As we were having dinner at our Christian homeschooling groups back to school bash, a tiny toddler across from me at the picnic table suddenly pointed to a nearby tree, its leaves showing signs of the inevitable changes that were soon coming, “Mommy, Mommy, that tree!” she shouted, her Mother taking  a quick glance, turning back to her child she softly replied, “Yes, honey, it’s getting fall.”
In my heart, I thought “in more ways than one”, the air starting to shift and the trees now gracefully giving over to their seasonal death in a brilliant display of colors and hues, as if to say I have saved my best for last and will be more beautiful in my dying than my living.
So many of us in this funny little mid-life age group have suddenly been faced with the autumn of our lives and as we often tend not to think of ourselves in years but rather seasons. And I being the victim of a certain type of memory tend to just be and something said or done or entire conversations and seemingly unimportant details can be brought back with crystal clarity and then it dawns on me that was thirty or forty years ago.
PARENTAL MORTALITY. There I said it and have wrestled with it since the death of my brother, we planned to always be there for Mom and Dad and sit around in our nineties in our rockers retelling the tale of the blizzard of ’09.
But as that story came to an end and my generation of our family seeming to bear an astronomical genetic probability to developing cancer, having six first cousins also that died from it, like my brother, before even hitting fifty, but I also have two who won the battle. But somewhere in the back of all our minds it does make one question their own mortality.

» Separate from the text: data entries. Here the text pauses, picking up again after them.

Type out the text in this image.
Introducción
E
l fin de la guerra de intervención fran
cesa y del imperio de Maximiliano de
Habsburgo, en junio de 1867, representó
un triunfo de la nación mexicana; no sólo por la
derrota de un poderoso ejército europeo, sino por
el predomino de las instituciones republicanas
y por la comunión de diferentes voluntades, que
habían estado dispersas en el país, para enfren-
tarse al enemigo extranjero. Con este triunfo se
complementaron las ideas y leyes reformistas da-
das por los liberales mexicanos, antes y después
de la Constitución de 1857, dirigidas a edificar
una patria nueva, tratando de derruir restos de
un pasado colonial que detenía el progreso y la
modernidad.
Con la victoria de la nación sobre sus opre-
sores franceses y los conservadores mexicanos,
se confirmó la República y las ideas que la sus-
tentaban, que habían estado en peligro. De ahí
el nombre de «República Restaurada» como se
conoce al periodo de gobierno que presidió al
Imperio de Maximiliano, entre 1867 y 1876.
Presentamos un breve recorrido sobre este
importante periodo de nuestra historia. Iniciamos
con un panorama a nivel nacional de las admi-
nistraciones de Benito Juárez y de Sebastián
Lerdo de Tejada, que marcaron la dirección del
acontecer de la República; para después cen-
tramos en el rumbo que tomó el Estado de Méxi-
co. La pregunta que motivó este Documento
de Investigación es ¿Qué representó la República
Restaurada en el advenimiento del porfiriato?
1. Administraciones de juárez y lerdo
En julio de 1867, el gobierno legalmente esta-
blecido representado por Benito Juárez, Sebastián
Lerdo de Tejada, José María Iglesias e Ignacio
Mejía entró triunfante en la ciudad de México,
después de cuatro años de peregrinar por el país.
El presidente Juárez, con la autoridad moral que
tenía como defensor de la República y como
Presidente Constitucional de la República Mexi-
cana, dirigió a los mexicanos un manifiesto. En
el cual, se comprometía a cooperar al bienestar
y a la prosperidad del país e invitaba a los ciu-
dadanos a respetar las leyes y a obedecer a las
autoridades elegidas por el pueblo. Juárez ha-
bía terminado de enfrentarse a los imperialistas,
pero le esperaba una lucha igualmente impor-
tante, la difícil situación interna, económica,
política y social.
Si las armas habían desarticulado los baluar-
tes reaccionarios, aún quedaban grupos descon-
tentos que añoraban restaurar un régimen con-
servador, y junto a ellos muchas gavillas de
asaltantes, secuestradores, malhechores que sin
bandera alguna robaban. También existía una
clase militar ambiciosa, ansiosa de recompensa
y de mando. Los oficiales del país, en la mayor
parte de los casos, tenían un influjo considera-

But as with all of creation, seasons change.
The new change began when my parents, whose home once buzzed with family, laughter and extremely rambunctious children, became more quite with each passing year.

Grandchildren growing up and starting their own lives, other family members just simply growing distant, far too busy pursing their own desires to take time to enjoy what is now becoming more and more precious with each passing moment.
My Dad who is now eighty-one has started to slow done a bit and has asked me on more than one occasion, “Wonder why ___ won’t come visit?” As his child this hurts more than words can express and my flesh wants to just scream because they are self-centered but from my mouth comes no answer.
My Mom who had always been the family rock, at seventy-eight has started to walk a little slower and losing two of her children has been a very heavy burden, I know if the Lord did not help her carry it she would break under the weight.
As I have watched all this come to pass, I say in my heart,”You both have to live forever, you are you and you are strong, you are invincible.”
Anyone else going through this? You watch more and more family members just fade away? I have seen it more than once, I had a wonderful friend from church, she passed away at eighty-three in 2008, we became close after her husband passed away and we talked almost everyday on the phone, one day she asked if knew what she did on Sunday’s, I told her No and she went on to tell me that Sunday had been her and her husband day to get out together, and after he passed no one came to visit her and she sat there and cried all day until church time. This lady had five children plus grandchildren, but they were all just “too busy” for her.
So we worry and worry and the Lord said for us to be anxious for nothing because tomorrow will give thought for itself.
We only have one option, the best option, just believe and trust God and be there for them,(remembering also the seniors God has allowed us to cross paths with because love doesn’t have to be blood family) all the while knowing that once autumn has passed and gives way to the cold, bitter howl of winter winds and there will be days that the hard ice and snow cuts against our skin, causing the pain to be almost unbearable and that the near white out conditions will make us, at times, almost snow blind to see the Lord’s hand in all things.
Rest assured as the blizzard slows and the winds cease, it will give way to the peaceful moonlight reflected from snow-covered mountains now majestic under a dazzling covering of frozen glitter straight from heaven, while earth shimmers in its glow.
“Surely I have behaved (calmed) and quieted myself, as a child weaned of his mother.” Psalm 131:2
We will never be strong enough, but God is, and as those changes come, just hold on, keep our eyes focused on spring, when all things will be made new and eternal.
“My beloved spake, and said unto me RISE UP, my love, my fair one and come away.
For lo, WINTER is passed, thee rain is over and gone.
The flowers appear on earth; the time of the singing of the birds is come, and the voice of the turtle (doves) is heard in our land;
The fig tree putteth forth her green figs, and the vines with the tender grape give a good smell. ARISE, my love, my fair one, and COME AWAY.” Song of Solomon 2:10-13
Called up out of the grave or taken in holy union in the sky, either way, SPRING IS COMING for us all. And our God will be the gentle hand to lead us through even the most trying of seasonal changes.